The deployment flow:

Build locally: npm run build
SCP the standalone folder + static assets to the VPS
PM2 restarts the process

Total deployment time: under 60 seconds.

Free Tools as Lead Magnets

Instead of cold outreach, I built free tools that salon owners discover through search:

Salon Digital Check — scores your salon's online presence in 60 seconds
DSGVO Check — scans any website for GDPR violations
No-Show Calculator — estimates how much no-shows cost your salon
Booking Benchmark — compares your booking setup with other salons

Each tool provides immediate value without requiring signup.
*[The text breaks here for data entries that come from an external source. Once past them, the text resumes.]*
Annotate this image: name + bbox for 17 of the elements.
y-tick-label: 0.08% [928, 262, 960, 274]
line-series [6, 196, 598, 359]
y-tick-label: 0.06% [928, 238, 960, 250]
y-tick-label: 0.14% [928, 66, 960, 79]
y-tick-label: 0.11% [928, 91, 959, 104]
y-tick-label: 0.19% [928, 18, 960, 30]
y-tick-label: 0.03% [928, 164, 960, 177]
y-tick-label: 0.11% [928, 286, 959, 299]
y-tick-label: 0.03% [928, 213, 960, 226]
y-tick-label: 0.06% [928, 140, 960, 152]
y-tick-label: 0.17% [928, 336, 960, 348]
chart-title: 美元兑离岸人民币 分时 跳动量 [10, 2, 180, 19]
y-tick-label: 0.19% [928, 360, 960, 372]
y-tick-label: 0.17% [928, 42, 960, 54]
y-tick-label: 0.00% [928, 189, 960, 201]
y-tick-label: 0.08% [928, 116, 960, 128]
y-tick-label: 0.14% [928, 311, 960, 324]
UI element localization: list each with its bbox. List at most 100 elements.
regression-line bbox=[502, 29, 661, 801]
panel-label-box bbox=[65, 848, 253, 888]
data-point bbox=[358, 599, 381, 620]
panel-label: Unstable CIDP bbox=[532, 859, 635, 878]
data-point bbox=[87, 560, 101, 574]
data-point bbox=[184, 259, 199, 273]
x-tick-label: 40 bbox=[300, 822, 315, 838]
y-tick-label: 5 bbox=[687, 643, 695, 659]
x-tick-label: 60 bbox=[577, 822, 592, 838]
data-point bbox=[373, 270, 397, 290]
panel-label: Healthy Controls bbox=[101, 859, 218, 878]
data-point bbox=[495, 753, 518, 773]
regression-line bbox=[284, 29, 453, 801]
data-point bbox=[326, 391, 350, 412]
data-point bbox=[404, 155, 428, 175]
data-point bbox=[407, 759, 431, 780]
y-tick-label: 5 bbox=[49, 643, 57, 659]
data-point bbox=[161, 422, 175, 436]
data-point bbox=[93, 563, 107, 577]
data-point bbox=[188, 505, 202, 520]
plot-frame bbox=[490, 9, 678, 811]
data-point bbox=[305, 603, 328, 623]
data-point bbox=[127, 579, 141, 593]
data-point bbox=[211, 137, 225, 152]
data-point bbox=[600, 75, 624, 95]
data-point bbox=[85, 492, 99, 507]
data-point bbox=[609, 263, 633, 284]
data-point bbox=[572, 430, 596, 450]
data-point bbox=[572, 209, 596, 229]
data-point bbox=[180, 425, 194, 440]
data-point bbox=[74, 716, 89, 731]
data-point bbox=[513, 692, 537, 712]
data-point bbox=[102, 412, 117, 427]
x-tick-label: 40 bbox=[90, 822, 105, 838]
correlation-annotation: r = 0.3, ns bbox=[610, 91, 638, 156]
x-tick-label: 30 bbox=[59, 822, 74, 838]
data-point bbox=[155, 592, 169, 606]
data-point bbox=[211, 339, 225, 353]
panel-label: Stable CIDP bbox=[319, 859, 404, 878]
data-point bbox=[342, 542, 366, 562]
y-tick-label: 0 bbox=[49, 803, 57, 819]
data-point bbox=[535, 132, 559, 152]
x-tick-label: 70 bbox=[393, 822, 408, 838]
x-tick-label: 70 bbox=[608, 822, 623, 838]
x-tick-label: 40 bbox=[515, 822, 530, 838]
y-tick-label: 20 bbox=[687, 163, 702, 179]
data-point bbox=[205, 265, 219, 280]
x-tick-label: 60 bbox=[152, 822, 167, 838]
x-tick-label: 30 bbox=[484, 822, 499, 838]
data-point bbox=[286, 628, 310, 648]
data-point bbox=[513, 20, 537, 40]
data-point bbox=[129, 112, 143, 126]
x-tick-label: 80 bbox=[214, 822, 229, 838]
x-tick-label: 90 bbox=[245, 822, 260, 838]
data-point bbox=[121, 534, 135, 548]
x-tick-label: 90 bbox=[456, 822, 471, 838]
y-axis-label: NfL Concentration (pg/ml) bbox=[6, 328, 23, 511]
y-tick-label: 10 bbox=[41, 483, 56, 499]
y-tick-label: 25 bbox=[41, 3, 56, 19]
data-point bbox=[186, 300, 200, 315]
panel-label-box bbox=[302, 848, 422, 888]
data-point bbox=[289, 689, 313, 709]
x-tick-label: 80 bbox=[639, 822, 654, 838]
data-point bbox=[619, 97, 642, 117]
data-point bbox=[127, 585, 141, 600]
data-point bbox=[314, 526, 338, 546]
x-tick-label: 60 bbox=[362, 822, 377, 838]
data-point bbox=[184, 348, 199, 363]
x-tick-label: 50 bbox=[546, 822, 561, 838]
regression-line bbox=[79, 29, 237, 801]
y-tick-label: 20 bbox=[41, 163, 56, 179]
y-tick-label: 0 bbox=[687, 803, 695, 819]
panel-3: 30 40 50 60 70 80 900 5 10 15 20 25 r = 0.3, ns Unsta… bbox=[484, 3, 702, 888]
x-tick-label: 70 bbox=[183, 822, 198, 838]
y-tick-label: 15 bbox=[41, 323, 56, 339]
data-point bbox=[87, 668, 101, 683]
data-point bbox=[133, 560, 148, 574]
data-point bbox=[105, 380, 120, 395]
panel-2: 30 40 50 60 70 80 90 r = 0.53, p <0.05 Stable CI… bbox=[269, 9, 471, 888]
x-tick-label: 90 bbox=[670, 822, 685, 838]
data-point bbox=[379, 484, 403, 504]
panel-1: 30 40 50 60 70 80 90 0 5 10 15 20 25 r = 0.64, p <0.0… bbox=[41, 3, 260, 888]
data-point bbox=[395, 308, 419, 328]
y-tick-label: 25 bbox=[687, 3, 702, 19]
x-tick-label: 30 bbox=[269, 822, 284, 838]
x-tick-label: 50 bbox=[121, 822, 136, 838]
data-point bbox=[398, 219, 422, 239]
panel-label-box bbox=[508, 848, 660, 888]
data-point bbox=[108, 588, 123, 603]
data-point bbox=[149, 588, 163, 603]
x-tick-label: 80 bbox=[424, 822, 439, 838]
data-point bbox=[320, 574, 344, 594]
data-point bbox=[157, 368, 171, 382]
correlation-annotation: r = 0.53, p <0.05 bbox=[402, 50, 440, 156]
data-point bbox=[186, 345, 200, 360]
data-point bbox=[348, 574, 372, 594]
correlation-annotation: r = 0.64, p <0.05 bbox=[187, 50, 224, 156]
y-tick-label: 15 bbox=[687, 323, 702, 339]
An optional email wall after the results feeds into a nurture sequence.
Current Status

Pre-revenue, recently launched
1,500+ SEO pages across 4 domains
Building backlink profile through content and directory listings
Pricing: €29/month (Pro), €79/month (Business), €499/month (Enterprise)

What I Learned

AI for understanding, not for flow control. Use it for NLU, use state machines for logic.
SMS beats email for local businesses. Salon owners check their phone between clients.
GDPR is a feature, not a burden. Build it in from day one and use it as a differentiator.
Free tools beat cold outreach. A salon owner who discovers a problem through your tool is far more receptive than one who gets a cold email.
Standalone Next.js + VPS is underrated. A €10/month Hetzner VPS handles everything for early-stage SaaS.

Would love feedback from anyone building B2B SaaS for traditional industries. How did you get your first customers?